Je me souviens fort bien du jour où j’ai reçu le premier opus de Sin City, comme un grand uppercut dans la face. En juin 2005, on découvrait sur grand écran la première adaptation de l’œuvre de Frank Miller* par le bouillonnant Robert Rodriguez.
Avec Sin City, on pénétrait sur un territoire barbare, sombre, où les frontières du bien et du mal s’entremêlaient sauvagement, où la violence la plus noire côtoyait une certaine forme de rédemption, où les gueules amochées, les justiciers et les amazones implacables venaient faire parler la poudre. Sin City, c’était surtout une aventure visuelle, un défi technique qui loin d’effrayer Rodriguez le nacho texan lui avait permis de s’approprier l’univers extraordinairement graphique de Miller.

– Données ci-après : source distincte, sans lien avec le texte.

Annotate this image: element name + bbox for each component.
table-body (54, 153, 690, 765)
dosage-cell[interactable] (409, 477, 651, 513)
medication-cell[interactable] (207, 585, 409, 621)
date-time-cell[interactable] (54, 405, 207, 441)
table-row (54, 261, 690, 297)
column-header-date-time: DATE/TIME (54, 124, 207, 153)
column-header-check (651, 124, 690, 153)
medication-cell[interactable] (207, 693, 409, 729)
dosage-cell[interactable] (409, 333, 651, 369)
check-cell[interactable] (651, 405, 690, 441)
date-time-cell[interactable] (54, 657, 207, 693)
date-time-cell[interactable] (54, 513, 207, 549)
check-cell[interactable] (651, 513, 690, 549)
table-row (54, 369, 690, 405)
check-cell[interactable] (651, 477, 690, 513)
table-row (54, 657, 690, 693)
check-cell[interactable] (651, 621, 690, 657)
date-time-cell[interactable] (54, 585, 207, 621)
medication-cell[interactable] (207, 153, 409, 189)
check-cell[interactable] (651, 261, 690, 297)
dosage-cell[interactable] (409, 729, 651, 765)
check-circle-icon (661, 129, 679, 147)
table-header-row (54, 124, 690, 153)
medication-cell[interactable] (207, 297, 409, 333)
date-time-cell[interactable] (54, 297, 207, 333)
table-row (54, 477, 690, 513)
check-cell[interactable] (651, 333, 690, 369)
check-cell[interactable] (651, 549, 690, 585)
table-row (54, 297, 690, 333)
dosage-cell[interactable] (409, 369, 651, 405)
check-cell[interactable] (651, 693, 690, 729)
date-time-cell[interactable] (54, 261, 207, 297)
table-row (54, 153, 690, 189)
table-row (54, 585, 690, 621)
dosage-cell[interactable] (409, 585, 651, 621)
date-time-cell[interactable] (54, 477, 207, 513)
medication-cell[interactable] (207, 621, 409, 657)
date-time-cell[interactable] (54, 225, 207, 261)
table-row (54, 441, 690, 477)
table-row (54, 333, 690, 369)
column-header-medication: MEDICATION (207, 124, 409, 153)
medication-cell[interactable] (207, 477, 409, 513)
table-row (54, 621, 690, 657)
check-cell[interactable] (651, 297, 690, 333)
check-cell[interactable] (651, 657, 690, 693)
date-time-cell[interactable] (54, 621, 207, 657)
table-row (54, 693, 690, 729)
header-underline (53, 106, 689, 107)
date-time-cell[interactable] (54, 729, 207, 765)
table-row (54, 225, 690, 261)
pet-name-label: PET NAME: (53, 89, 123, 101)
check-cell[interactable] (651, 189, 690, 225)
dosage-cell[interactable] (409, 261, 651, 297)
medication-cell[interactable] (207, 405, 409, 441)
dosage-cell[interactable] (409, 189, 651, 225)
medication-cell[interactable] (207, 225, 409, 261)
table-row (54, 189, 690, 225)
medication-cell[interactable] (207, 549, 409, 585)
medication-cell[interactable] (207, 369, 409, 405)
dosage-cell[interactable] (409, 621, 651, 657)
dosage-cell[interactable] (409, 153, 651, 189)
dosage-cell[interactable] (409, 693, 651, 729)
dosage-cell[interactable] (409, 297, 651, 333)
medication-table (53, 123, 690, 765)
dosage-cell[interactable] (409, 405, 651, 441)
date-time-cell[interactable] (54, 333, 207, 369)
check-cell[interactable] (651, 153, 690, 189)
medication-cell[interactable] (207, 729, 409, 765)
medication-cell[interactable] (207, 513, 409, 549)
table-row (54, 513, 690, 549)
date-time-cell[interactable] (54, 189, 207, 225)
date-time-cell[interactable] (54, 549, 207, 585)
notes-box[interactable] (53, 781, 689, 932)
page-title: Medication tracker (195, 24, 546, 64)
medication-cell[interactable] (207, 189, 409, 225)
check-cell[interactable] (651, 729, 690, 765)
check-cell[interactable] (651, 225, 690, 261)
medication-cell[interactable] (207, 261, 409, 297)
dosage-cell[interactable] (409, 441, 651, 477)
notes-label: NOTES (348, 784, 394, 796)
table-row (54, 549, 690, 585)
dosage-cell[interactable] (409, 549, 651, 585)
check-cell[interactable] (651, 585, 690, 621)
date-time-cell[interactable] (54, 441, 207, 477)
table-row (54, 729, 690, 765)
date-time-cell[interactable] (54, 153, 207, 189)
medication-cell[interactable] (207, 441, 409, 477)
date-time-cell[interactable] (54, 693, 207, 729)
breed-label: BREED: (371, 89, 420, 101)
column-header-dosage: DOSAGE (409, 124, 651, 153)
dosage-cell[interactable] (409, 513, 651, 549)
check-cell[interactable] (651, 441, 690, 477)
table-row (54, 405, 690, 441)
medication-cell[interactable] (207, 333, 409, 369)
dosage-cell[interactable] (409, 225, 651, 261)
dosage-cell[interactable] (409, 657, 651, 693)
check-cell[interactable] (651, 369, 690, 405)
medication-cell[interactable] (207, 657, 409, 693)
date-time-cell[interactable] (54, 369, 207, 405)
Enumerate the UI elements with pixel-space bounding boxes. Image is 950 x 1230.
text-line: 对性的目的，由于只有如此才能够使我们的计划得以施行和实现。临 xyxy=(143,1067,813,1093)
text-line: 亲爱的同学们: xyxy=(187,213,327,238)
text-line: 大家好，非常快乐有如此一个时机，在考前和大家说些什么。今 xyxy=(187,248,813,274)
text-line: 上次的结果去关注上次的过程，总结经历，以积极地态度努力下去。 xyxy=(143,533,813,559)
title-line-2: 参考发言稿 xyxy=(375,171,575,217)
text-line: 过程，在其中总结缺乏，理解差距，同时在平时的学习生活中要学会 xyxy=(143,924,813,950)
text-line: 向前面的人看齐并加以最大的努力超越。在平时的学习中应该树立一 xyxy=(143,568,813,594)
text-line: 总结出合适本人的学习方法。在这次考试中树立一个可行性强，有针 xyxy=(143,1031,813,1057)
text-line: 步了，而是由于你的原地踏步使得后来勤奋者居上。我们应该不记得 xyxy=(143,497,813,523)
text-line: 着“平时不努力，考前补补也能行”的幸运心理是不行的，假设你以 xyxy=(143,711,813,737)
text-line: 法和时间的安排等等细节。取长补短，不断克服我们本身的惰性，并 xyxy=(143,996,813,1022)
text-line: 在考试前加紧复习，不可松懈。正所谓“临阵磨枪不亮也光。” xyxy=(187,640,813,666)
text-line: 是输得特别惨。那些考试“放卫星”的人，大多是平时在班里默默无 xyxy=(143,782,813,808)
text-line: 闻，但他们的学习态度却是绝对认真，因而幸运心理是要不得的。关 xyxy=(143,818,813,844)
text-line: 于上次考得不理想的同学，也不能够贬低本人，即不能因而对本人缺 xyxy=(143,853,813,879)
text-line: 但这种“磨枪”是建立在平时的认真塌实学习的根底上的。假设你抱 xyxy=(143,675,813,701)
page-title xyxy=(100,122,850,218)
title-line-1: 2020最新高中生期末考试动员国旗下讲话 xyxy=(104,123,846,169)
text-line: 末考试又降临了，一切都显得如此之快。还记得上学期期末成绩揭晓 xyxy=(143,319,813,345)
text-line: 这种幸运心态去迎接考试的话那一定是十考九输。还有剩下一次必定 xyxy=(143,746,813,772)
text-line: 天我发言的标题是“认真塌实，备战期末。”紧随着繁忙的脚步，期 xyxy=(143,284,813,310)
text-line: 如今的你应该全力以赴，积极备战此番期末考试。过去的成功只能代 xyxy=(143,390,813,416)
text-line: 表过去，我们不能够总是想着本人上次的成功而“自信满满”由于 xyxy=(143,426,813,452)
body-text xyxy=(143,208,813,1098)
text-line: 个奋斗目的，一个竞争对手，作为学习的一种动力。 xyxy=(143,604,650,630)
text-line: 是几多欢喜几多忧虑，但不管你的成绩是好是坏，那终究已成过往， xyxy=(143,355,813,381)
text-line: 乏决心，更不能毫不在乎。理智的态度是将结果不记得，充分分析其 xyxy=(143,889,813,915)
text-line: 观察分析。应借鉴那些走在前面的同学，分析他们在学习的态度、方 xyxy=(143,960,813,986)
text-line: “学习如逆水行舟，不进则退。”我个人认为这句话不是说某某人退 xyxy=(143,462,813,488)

Alors forcément, lorsque quelque neuf années plus tard on apprend la sortie d’une suite, même si l’on a bien quelques réserves concernant la nécessité d’un tel procédé, on ne peut s’empêcher d’aller voir.
Johnny joue aux cartes, aux machines à sous et il empoche le magot, à coup sûr. S’il est venu traîner ses guêtres dans Sin City, c’est pour participer à un tournoi de poker et se mesurer au sénateur Roark.
Dwight est détective privé et s’est fait une spécialité de filatures minables. A – t – il d’autre choix que de répondre à l’appel désespéré d’Ava, celle qui l’a quitté après lui avoir consciencieusement piétiné le cœur ?
Nancy travaille dans un bar où son déhanché reste la principale attraction. Cela ne l’empêche pas de noyer son malheur dans la tequila en tentant d’oublier la mort de John Hartigan. Tout ceci sous l’œil plus ou moins attentif de Marv, toujours à la recherche de quelques types à dérouiller, histoire de garder la forme.
Dans un premier temps, j’ai été drôlement contente de retrouver tout ce petit monde, me frottant les mains par anticipation, ravie de poursuivre les aventures dans la ville de toutes les perditions, savourant la perspective de m’en prendre, graphiquement s’entend, plein la gueule.
Pourtant, rapidement, l’évidence s’impose. Si la technique est inattaquable, l’univers Millerien toujours magnifié, si le personnage de Marv le cabossé restera LE rôle de Mickey Rourke, tout ça ne suffit pas à occulter que Robert et son comparse Francky se sont confortablement reposés sur leurs lauriers.
En comparaison d’un premier volet détonnant, aux tournures scénaristiques imaginatives, les deux ostrogoths assurent ici un service minimum en réutilisant les bonnes vieilles recettes, ne rougissant même pas à reprendre une construction similaire. Il faut dire que contrairement au Sin City d’origine, pas de collaboration en vue avec le copain de toujours, Quentin Tarantino. Ici, ce roublard de Rodriguez a dû se débrouiller seul, ceci expliquant peut – être cela …
Il vous restera toutefois la possibilité d’apprécier un tournage en 3D assez immersif, la croupe généreusement ondulante de Jessica Alba et les (innombrables) jeux d’ombre sur la ferme poitrine de la vénéneuse Eva Green. Parce que les garçons ne sont pas en reste, vous pourrez également vous délecter du postérieur de Josh Brolin (qui vient remplacer Clive Owen dans le rôle de Dwight). Vous pourrez aussi apprécier la chevelure gominée de Joseph Gordon – Hewitt ainsi qu’un chirurgien parfaitement sous acide incarné par Christopher Lloyd.
Même ce bon vieux Bruce passera vous faire un petit coucou.
Si quelques ultras et ceux qui découvriront Sin City, j’ai tué pour elle sans avoir vu le précédent opus seront certainement comblés par le film, je me suis sentie pour ma part bien flouée. Et la perspective qu’un troisième volet patiente dans les cartons du Troublemaker Studios** ne viendra certainement pas me réconforter.
En vous remerciant.
Pierrette Tchernio
* : Frank Miller est avant tout un talentueux dessinateur de BD (vous pouvez vous en faire une idée ici ou ici), souvent controversé pour la violence de ses romans graphiques, sa fascination des armes à feu et ses prises de positions parfois contestables. Scénariste, réalisateur (The Spirit), il a aussi été adapté au cinéma avec 300.
** : Nom des studios de Robert Rodriguez.